Not all antimatter is a blue sky theoretical thought experiment; your local hospital may well be using antimatter in the form of a Positron Emission Tomography (PET) scanner. But for the foreseeable future we won’t be producing antimatter in quantities capable of running an electric razor, let alone powering a warp drive starship.
Bottom line.
Will we continue to pollute the only place humans currently live, cut back energy consumption to the level solar and wind-power plants can conceivably generate? Or can the U.S. follow the lead of the French and get most of our power from nuclear (atomic) plants?
Cutting back on consumption is actually what I would favor, but I am not delusional. I know this is the very last option people would accept. People want more convenience, not less, and that, along with an ever-growing population, means an ever increasing demand for power.
Will the ignorant win out? Will we do our level best to pollute the planet until it is unlivable, or reject the hysteria generated by the anti-nuclear lobby?
Scientists don’t lobby for new technology. Companies making lots of money from old technologies and energy sources have a vested interest in convincing people that new technologies are expensive and dangerous, or that there really isn’t anything wrong with their old technology a few minor changes won’t fix.
Even the government regulators aren't immune from bias. Someone at the EPA is in charge of clean coal research. They also approve government reports. But their career advancement is strongly tied to the continued investment in clean coal. Will they honestly report problems with clean coal?

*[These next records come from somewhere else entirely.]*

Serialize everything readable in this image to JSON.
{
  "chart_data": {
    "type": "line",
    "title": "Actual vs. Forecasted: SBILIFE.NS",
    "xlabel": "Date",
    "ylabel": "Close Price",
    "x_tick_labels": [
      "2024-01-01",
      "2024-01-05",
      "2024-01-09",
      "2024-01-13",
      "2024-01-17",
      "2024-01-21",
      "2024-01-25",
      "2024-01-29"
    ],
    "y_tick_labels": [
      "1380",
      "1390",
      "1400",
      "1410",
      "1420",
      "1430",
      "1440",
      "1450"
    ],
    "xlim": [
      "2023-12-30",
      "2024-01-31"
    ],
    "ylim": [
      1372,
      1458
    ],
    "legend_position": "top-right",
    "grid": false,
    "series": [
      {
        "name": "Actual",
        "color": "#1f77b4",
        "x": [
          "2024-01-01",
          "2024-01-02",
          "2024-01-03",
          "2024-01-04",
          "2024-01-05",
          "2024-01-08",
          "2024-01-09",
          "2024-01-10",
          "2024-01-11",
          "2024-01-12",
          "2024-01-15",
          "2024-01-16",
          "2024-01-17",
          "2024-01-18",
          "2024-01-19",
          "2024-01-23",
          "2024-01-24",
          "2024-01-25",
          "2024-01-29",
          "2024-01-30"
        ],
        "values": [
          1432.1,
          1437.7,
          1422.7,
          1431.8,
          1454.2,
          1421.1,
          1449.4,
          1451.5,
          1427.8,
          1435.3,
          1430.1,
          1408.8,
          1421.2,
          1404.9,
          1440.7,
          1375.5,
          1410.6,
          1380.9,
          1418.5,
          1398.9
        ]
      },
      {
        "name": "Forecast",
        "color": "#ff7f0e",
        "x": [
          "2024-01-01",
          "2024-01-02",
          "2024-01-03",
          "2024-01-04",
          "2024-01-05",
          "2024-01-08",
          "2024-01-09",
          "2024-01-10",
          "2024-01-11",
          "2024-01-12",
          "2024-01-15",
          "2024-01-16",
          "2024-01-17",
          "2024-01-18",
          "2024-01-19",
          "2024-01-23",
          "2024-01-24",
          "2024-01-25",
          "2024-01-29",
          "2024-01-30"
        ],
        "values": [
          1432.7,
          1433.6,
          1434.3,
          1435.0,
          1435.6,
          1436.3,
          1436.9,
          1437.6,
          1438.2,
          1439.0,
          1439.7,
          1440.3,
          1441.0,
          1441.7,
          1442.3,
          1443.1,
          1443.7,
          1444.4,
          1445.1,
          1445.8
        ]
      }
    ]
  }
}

Remember that tobacco companies spent decades denying the dangers of cigarettes. They had many researchers back up their denial of both the danger of addiction and that of the carcinogens the companies actively added to cigarettes to keep them burning, get them to last longer in the package, and, just incidentally, to make them more addictive. 
John McCormick claims to be biased only on the side of science and logic. He has studied nuclear physics, and served as a PA Commonwealth Radiologic Monitor. Living in coal country, he sees the dangers caused by mining coal on a daily basis.